Segunda, 23 de janeiro de 2017
A
médica Maysa Teotonio Simão compartilhou em sua rede social a
estranheza de seus pacientes ao se depararem com ela, a primeira médica
negra do município de Jandaíra (BA) — Imagem: Arquivo Pessoal
Por
23/01/2017
por Juliana Gonçalves, do Saúde Popular
“A primeira pergunta de quase 70% das minhas consultas
nos meus 2 primeiros meses de atendimento médico no Programa Mais
Médicos foi: “Doutora, você é cubana?”. Depois do meu: “Não, uai” – como
boa mineira, sempre era a minha vez de perguntar: “Por que você está me
perguntando isso?”. E as respostas eram de uma variedade
impressionante. Algumas vezes culpavam meu black, outras
vezes meu jeito de vestir, outras vezes meu sotaque (bem mineiro e bem
brasileiro), alguns poucos tinham coragem de falar na lata que era minha
cor da pele o motivo de estranhamento – esses eram os que eu mais
admirava. Porém a grande maioria dos pacientes respondiam apenas:
“Porque você é diferente”.”
Dessa forma começa o post realizado pela médica Maysa
Teotonio Simão que viralizou numa rede social no início de janeiro deste
ano. O texto, que poderia ter tom de desabafo pelo incomodo das
indagações insistentes, no entanto, foi um relato cheio de otimismo. “(…) que tenhamos cada vez mais médicos diferentes, ou melhor, que tenhamos cada vez mais médicos parecidos com o povo!“, escreve no trecho final.

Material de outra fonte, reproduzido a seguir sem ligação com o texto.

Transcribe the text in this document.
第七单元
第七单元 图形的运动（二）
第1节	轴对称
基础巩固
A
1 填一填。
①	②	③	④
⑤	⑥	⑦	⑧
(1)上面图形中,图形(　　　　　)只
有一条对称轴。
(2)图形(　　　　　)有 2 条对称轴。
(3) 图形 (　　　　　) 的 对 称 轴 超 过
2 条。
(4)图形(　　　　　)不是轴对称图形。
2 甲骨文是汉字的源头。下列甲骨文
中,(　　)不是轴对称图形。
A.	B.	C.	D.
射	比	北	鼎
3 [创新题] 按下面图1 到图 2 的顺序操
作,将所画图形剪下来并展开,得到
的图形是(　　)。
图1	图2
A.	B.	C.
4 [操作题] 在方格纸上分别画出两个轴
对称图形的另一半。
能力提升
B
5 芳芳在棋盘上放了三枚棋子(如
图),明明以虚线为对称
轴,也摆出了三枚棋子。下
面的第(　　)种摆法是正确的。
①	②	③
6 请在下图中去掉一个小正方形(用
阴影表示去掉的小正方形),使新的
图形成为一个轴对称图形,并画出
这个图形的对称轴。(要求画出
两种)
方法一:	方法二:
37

Maysa conta que conversando com seus colegas de trabalho e
pacientes, descobriu que o município de Jandaíra (BA) nunca tinha
visto uma médica negra antes do Programa Mais Médicos. Isso explica,
segundo ela, o estranhamento, mas mais do que isso, reflete os laços
afetivos que criou com os pacientes. “Acho que quando eles olham para
mim, eles se veem e representatividade, sim, é importante,
transformadora e revolucionária”, afirma.
Maysa com seu paciente, Pedro Soares. “Um dos homens mais vivos e intensos que eu já conheci! Engraçado e festeiro”, conta. Imagem/Arquivo Pessoal
Em entrevista para o Saúde Popular, Maysa contou
como decidiu cursar medicina, os desafios que enfrentou quando decidiu
ocupar um lugar que socialmente não é destinado às pessoas negras e
decidiu se tornar médica.
Saúde Popular: Como e por que escolheu cursar medicina?
Maysa Teotonio: Lembro do momento exato
que decidi ser médica. Acompanhava semanalmente uma amiga de igreja de
minha avó Maria em suas visitas a um asilo perto da Igreja São Judas
Tadeu, em Belo Horizonte. Eu tinha uns 15 anos e me divertia imensamente
ao passar a tarde com aquelas senhorinhas e senhorinhos. Algumas vezes
pintava a unha delas, ouvia histórias, às vezes só segurava a mão de
alguns deles. Eu gostava do cuidar, do ouvir, do observar. Sempre gostei
e achava que medicina era isso. Hoje tenho certeza que medicina é isso.
Medicina é a grande ciência social do cuidar, do ouvir e do observar.
Gostar tanto da sensação que tinha naquele local é que me fez querer
fazer o curso de medicina.
Saúde Popular: Como é ser médica negra no Brasil?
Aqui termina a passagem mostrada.